Un sas de liberté pour les ados - L'Infirmière Magazine n° 320 du 01/04/2013 | Espace Infirmier
 

L'infirmière Magazine n° 320 du 01/04/2013

 

ÉDUCATION SEXUELLE EN RUSSIE

REPORTAGE

Juventa est l’un des rares centres de santé public spécialisé dans la santé sexuelle des adolescents. L’équipe médicale les informe et pratique aussi des interruptions volontaires de grossesse. Un sacerdoce, dans une Russie de plus en plus puritaine.

L’énorme bâtiment ne diffère des logements mitoyens que par de petites affichettes écrites en lettres cyrilliques. Pas de panneau ou de signe ostentatoire. Situé à quelques arrêts de métro de la célèbre percée Nevski, et du palais d’Hiver de Saint-Pétersbourg, le centre Juventa n’a pas besoin de se surexposer : c’est le seul centre de santé sexuelle public pour jeunes proposant aux adolescents des consultations gynécologiques, de la prévention contre les MST, de l’urologie mais surtout l’interruption volontaire de grossesse. Dans une Russie aux retours puritains, l’institution (6 centres dans le pays) fait office d’ovni.

Ce matin-là, deux avortements ont été planifiés dans le département de chirurgie. Une jeune fille gémissant sur un brancard, recouverte d’un drap, traverse le hall de réception. Svetlana Zernova, infirmière, était de garde, ce sont deux collègues qui ont assisté le chirurgien pendant les six heures de l’opération.
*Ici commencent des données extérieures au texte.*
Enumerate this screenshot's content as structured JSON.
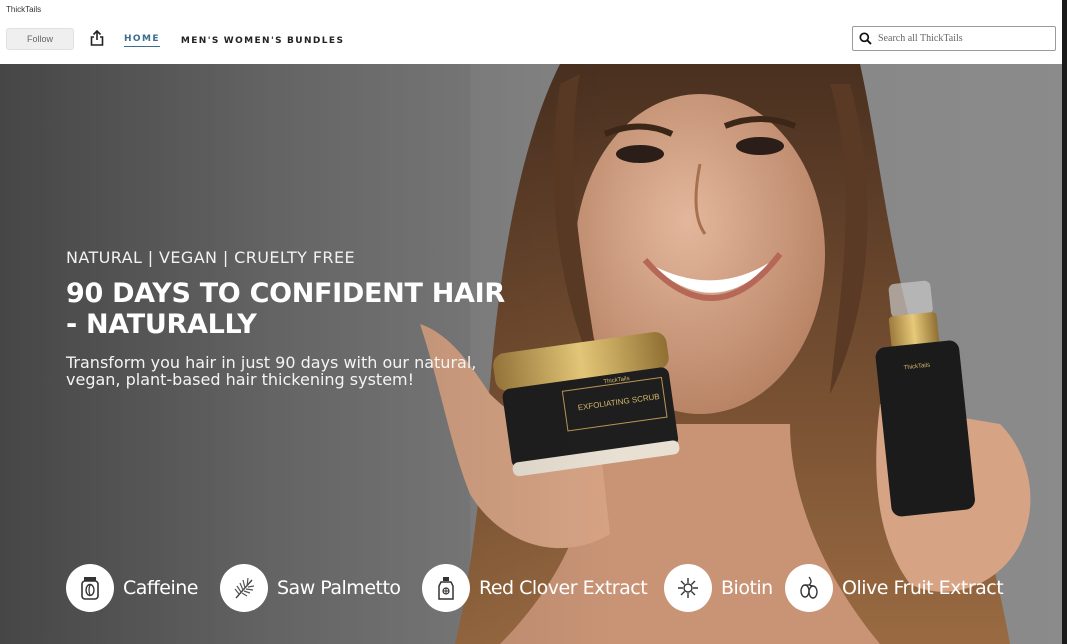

La jeune fille semble avoir 14 ans au maximum. Svetlana, bien campée dans sa blouse blanche, lâche : « Les adolescents sont des enfants qui se prennent pour des adultes. » Elle n’apprécie pas spécialement de pratiquer des avortements. « C’est difficile moralement, dit-elle, mais on se dit que c’est un travail. » Pourtant, elle exerce à Juventa depuis seize ans. Et ne travaillerait nulle part ailleurs. Parce qu’elle apprécie l’ambiance, le management ouvert, fondé sur le dialogue entre direction et équipes… Mais pas seulement. À Juventa, Svetlana a le sentiment d’une utilité unique. « Notre service possède un bloc chirurgical, gère toutes les interventions d’ordre gynéco­logique, et c’est le seul endroit dans toute la région où les ados peuvent avorter. »

1,23 million d’IVG par an

Les Russes héritent d’une longue histoire avec l’IVG (voir encadré p. 21). Aujourd’hui, les chiffres officiels font état de 1,23 million d’IVG par an, dont 10 % subies par des femmes de moins de 19 ans, pour 1,7 million de naissances par an et 141 millions d’habitants. Mais les gynécologues, les (rares) féministes et même les anti-IVG s’accordent pour reconnaître que ce chiffre ne prend pas en compte les IVG médicamenteuses, seulement pratiquées dans les cliniques privées (et donc payantes).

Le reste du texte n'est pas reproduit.